The unsettling irony is that even while everyone in Washington recognizes that something has to be done, and many are telling Obama he is not doing enough, his critics — especially Republicans and blue dog Democrats who like to call themselves deficit hawks — were among the first to squawk about cuts.

A recommendation to scrap a Bush administration plan to return astronauts to the moon by 2020 came under fire from Sen. Richard Shelby, R-Ala., whose state is home to major NASA facilities. Ohio’s George Voinovich said Obama should have made tougher choices regarding Social Security, Medicare and Medicaid spending, but also criticized cuts in the NASA budget that could result in lost jobs in Cleveland. Democrat Bill Nelson of Florida joined in calling the NASA cuts shortsighted. And Sen. Mary Landrieu, D-La., criticized the administration’s plans to raise $40 billion by ending tax breaks for the oil and gas industry that benefit her home state.

And even while Congressman John Boehner of Ohio, the Republican minority leader in the House, was criticizing Obama for not making more cuts, his office issued a news release praising a fellow Republican for her role in keeping pressure on the administration to release $45 million for research and testing funds for a proposed uranium-enrichment plant in Piketon.

Everyone wants to trim the budget and cut the deficit — as long as none of the trimming is done in their backyards.

Pay as you go

At least the Senate managed to approve a new version of pay-as-you-go, which requires spending increases or tax cuts to be “paid for” with cuts to other programs or tax increases. It managed to get only the required 60 votes, with all 40 Republicans voting against it, including several who have supported it in the past (Ohio’s Voinovich and Arizona’s John McCain among them). The Republican explanation: it isn’t as tough as the prior pay-go provision. The fiscally conservative Republicans liked that provision so much that they allowed it to expire in 2002, when they controlled Congress and President George Bush was in the White House. Coincidentally, subsequent budget deficits every year nearly doubled the national debt, to more than $11 trillion when Obama took office.

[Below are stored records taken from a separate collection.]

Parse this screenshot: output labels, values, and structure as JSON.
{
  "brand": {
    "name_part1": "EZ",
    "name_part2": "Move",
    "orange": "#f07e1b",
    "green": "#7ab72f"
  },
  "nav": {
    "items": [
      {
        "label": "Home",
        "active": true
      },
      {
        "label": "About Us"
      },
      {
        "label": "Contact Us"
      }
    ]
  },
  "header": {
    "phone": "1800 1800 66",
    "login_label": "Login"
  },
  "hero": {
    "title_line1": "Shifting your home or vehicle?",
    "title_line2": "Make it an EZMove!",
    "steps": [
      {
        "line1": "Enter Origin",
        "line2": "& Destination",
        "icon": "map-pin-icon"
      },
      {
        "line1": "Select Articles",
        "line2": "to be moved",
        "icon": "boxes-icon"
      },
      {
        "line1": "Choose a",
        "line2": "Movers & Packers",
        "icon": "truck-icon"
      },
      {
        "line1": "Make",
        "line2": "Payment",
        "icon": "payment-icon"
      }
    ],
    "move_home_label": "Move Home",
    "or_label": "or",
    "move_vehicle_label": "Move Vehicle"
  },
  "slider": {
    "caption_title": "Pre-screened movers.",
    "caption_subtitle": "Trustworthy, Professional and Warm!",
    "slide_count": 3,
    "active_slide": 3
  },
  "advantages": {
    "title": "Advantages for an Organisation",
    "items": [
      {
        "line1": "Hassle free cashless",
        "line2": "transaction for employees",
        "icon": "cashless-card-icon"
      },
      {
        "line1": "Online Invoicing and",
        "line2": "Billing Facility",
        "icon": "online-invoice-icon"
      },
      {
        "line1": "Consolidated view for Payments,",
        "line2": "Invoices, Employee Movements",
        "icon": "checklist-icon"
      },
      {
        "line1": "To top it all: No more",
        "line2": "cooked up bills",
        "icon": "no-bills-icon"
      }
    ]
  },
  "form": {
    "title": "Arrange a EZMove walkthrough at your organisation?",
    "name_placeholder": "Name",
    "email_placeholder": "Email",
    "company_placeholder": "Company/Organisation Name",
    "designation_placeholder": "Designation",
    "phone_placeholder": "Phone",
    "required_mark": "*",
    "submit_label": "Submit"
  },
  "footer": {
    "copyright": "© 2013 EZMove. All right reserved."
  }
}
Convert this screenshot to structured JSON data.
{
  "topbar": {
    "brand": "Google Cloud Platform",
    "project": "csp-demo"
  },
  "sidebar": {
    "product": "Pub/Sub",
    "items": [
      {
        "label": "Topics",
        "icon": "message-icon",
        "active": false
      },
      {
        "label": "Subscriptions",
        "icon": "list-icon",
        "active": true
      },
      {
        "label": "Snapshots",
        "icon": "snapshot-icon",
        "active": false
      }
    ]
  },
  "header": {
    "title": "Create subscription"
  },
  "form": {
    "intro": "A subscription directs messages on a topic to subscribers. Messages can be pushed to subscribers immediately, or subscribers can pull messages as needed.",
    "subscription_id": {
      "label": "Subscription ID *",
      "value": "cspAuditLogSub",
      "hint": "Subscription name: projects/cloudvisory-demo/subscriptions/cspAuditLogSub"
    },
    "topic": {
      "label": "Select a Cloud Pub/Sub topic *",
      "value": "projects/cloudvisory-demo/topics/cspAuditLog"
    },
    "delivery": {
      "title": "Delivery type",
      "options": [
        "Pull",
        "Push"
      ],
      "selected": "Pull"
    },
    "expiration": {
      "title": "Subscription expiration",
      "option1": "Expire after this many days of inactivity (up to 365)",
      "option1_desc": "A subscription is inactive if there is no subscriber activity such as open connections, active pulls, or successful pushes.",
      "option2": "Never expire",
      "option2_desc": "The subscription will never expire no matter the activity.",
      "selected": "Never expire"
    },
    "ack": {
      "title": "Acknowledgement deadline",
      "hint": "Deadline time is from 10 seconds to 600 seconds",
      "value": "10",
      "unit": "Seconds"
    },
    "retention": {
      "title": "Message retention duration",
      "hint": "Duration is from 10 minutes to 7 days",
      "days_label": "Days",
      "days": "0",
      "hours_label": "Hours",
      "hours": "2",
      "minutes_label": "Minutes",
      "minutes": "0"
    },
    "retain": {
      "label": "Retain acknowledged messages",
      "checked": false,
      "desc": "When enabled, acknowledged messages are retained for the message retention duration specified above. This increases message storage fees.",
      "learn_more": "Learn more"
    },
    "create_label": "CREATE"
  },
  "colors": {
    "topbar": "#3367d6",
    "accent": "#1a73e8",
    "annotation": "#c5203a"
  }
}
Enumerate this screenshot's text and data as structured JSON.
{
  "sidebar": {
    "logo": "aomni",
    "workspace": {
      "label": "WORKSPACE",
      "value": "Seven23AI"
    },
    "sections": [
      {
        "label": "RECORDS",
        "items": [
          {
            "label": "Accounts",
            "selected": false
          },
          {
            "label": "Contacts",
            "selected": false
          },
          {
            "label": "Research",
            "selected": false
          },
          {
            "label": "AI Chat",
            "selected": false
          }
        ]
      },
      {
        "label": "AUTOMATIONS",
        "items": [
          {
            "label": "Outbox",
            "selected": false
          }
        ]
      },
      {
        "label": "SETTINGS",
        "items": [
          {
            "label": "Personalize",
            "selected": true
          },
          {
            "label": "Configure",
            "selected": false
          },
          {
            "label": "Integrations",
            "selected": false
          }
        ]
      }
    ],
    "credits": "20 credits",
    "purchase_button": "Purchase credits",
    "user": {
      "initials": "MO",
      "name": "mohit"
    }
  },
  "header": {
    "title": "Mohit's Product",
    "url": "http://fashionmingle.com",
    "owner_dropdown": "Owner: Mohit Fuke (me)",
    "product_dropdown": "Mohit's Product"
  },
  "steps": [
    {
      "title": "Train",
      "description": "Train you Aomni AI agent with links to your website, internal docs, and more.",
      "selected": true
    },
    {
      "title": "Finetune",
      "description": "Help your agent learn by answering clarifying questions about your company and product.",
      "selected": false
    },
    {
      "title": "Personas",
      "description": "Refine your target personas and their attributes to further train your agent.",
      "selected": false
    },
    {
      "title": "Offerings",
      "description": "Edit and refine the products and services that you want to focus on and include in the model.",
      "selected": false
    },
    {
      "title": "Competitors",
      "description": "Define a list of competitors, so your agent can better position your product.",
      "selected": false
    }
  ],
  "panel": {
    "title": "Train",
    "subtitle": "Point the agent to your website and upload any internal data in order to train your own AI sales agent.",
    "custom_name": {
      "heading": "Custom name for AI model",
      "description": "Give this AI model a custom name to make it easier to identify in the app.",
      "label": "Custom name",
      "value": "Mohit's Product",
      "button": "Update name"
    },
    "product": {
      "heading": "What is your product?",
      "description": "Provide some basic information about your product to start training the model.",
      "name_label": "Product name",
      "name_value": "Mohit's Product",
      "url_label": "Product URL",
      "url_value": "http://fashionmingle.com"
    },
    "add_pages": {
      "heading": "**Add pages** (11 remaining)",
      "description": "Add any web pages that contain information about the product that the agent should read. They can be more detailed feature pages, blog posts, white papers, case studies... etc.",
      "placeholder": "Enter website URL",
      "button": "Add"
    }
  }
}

During many of the years that the debt was ballooning, the American people were told that deficits don’t matter. That’s arguable only so long as deficits don’t exceed economic growth. It’s true only if there is a reasonable relationship between economic output and debt. It’s true as long as extraordinary debt is caused by spending to fight wars or recessions, and there is an expectation that the emergency will pass and economic sanity will be restored in relatively short order. This nation has become addicted to running on credit and now that we are waging two wars as well as a battle against a global recession, we’re in trouble.

We didn’t get into this position overnight, and we’re not going to get out of it in a day or a week. It is going to take years of discipline and work — by both parties — to reverse the trend. They should have started yesterday; they must start today.